Tamara Drewe

While comic books and graphic novels usually are thought of as the province of — pardon the terminology — nerds and subculture, Posy Simmonds attempts to take them into the realms of the cosmopolitan, the urbane, and the decidedly literary. While this may seem a contradiction to some, Simmonds has been marrying these ideas for some time now, both with her comic contributions to the Guardian newspaper and her first graphic novel Gemma Bovery .

Gemma Bovery was a sort of meta-narrative graphic novel commentary on Gustave Flaubert’s Madame Bovary, and Simmonds’ latest work Tamara Drewe is a loose adaptation of another famous literary work. The book functions as a sort of modern re-telling of Thomas Hardy’s Far From the Maddening Crowd, and like its original literary forbearer, was released in episodic format (Hardy was serialized in Cornhill Magazine, while Simmonds was released through the Guardian, for those interested). Mariner Books has packaged together the entire series and made it available for purchase in the United States this past fall.

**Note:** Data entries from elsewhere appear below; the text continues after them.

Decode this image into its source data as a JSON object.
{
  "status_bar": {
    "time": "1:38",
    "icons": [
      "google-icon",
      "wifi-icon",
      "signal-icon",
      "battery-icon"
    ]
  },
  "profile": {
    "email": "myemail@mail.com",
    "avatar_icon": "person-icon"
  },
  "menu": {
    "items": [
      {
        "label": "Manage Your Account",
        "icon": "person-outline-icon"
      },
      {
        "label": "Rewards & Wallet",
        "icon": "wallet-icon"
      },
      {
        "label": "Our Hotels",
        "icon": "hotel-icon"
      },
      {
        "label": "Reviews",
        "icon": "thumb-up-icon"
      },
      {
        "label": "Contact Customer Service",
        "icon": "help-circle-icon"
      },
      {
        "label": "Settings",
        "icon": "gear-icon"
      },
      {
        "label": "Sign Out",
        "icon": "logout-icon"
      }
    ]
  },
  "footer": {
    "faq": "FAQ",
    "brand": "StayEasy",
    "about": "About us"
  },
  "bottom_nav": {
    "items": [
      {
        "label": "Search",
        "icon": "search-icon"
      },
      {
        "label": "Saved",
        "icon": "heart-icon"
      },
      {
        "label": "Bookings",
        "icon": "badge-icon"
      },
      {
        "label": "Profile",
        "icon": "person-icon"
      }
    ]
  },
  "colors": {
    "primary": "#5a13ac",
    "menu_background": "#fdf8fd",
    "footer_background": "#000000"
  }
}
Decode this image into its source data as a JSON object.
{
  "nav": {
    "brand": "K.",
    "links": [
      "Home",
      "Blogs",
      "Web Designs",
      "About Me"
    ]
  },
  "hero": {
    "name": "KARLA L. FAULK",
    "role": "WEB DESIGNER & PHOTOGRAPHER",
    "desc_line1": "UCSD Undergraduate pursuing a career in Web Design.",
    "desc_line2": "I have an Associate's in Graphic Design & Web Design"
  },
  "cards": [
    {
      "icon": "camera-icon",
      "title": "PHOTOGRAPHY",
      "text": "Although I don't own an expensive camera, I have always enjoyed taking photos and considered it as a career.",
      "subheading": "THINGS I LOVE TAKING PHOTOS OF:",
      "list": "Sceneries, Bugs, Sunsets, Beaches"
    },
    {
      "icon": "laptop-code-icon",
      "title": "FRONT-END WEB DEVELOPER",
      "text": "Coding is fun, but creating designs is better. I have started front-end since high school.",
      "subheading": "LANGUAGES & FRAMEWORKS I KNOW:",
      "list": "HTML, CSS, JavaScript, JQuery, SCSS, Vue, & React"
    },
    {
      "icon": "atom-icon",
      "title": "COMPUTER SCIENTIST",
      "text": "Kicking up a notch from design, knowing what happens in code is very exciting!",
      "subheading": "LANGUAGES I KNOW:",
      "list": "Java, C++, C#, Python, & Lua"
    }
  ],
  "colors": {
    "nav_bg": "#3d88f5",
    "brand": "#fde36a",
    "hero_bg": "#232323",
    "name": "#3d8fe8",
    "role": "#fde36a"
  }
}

What is Simmonds trying to do here exactly? Is Simmonds on some sort of crusade to render the canon in comic form? Is Tamara Drewe a more easily digested rendition of Hardy’s original piece, brought to the masses complete with pictures? The answer to these questions of purpose is where the book seems to fall a bit flat.

Somehow, Simmonds’ work seems aimed neither for graphic novel enthusiasts nor for the aspiring cosmopolitan types whom it both embraces and skewers. With its hyper-self-awareness of class and clout yearnings among the middle-class, Tamara Drewe comes off a bit like the graphic novel equivalent of Frasier.

Like Gemma Bovery, Tamara Drewe is incredibly text heavy for a graphic novel. While there certainly are drawings, written text, and speech bubbles, Simmonds relies heavily on long typed passages to move the action along. While this worked well in Gemma Bovery, where the typed text would add new nuance and commentary on the drawn and written parts, here it works almost to the point of making some of the drawings seem unnecessary.

What’s really unfortunate about Tamara Drewe is the potential it had to raise important questions about the lines drawn between the canon and comic art. By inhabiting a shaky place in between and acting perhaps as a mirror to both the canonical and the comic book world, this book could have complicated these ideas and opened up further discussion about the relationship between comics and canonical literature. Instead it comes off as merely a comedy of manners in graphic novel form. That isn’t to say that Tamara Drewe isn’t wildly funny or entertaining, but it still comes off like an episode of Frasier: a bit old hat and uninspired.